AMORE: I am incredibly hopeful. I have all the optimism in the world. The work that we've done on this has been leading us in the right direction. I mentioned that we've been working on it for a long time. So when you get to a point where you can say, all right, we know who did it, that's incredibly encouraging. And we just have one more hurdle to pass.

BALDWIN: OK. Anthony Amore, we look forward to that happening for you. Co-author of the book "Steeling Rembrandt: The Untold Stories of Notorious Art Heists." Thank you. Good luck.

AMORE: Thank you.

BALDWIN: Now this. Justin Timberlake's new album coming out today. And one music critic calls him America's biggest male pop star. Two critics, though, are about to duke it out live. What do you think? Is he really this generation's Elvis?

Plus, is HBO's "Girls" too sexy? One legendary comedian says, you bet it is. My hot topics panel debates coming up.


BALDWIN: You cannot turn on the television without running into Justin Timberlake somewhere. He's hosted "Saturday Night Live." He spent the entire "Justin Timber-week" on "Jimmy Fallon." And I'm not done. That Target ad, the one where JT surprises his fans. It's all over the place.


JUSTIN TIMBERLAKE, MUSICIAN: Yes, that sounds good.


Don't look at me.

TIMBERLAKE: Don't do it. Didn't you look at me.

UNIDENTIFIED FEMALE: Don't look at me.

TIMBERLAKE: Don't look at me.


BALDWIN: (INAUDIBLE) Justin Timberlake facetime, but you know it all has a reason leading up today's big release of his first album in almost seven years. It's called "The 20/20 Experience."
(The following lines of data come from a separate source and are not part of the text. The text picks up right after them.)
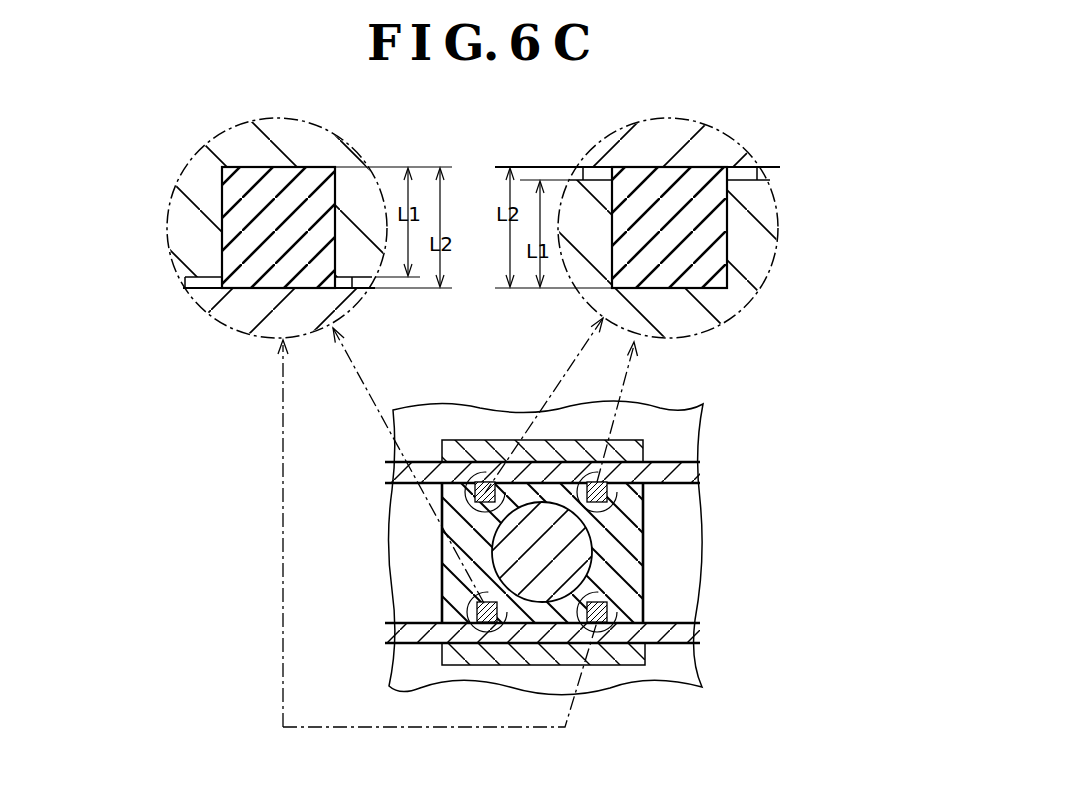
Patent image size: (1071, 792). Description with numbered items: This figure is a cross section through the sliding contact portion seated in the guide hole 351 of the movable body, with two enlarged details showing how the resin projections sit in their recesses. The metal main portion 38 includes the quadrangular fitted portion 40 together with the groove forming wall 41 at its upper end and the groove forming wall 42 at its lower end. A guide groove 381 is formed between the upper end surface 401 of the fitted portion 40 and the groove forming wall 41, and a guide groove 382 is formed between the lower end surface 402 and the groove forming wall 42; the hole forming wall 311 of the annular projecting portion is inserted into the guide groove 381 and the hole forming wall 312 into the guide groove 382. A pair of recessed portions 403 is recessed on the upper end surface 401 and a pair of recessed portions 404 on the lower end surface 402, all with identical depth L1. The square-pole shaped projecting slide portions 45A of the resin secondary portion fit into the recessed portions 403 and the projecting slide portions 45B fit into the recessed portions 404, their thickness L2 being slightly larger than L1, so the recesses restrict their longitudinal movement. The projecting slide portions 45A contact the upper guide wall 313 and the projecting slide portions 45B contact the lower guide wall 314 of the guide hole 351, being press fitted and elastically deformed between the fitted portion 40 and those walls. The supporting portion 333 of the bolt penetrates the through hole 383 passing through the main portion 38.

The main portion 38 is at (643, 547).
The fitted portion 40 is at (450, 568).
The groove forming wall 41 is at (583, 447).
The groove forming wall 42 is at (597, 630).
The projecting slide portion 45A is at (480, 478).
The projecting slide portion 45B is at (477, 623).
The hole forming wall 311 is at (673, 470).
The hole forming wall 312 is at (683, 628).
The upper guide wall 313 is at (665, 167).
The lower guide wall 314 is at (257, 289).
The supporting portion 333 is at (575, 560).
The guide hole 351 is at (397, 552).
The guide groove 381 is at (757, 167).
The guide groove 382 is at (200, 303).
The through hole 383 is at (650, 530).
The upper end surface 401 is at (590, 177).
The lower end surface 402 is at (353, 292).
The recessed portion 403 is at (680, 288).
The recessed portion 404 is at (267, 167).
Kevin Fallon is a reporter with "The Newsweek" and "Daily Beast," and Tom Moon writes about music and is a contributor for NPR.

Gentlemen, welcome.

Tom Moon, I would like to begin with you. You're a music critic/contributor to NPR. And so listening to NPR, I heard you say this. Quote -- talking about the song "Suit and Tie" specifically. "This little bitty two note excuse for a melody sounds like something a preschooler might sing while playing with sock puppets at the kitchen table." Ouch, Tom. Why do you say that?

TOM MOON, CONTRIBUTOR, NPR: Well, he had a long time between records. He could have done kind of anything. And he came with something that really feels very lowest common denominator. You know, there's nothing wrong with the track, but in terms of a melody, in terms of something that's really going to stick with us, I think this is going to have a short shelf life.

BALDWIN: OK. Just quickly, was there anything redeeming on this album or is that thought sort of pervasive throughout the first half of this album that released?

MOON: No, there's a song actually called "Tunnel Vision" that does what he's always done really well. It's got beautiful plush vocal harmony and it's actual -- it does have an actual real melody that lasts more than two measures. It's very -- it's quite nice.

BALDWIN: An actual real melody you say. I hear you.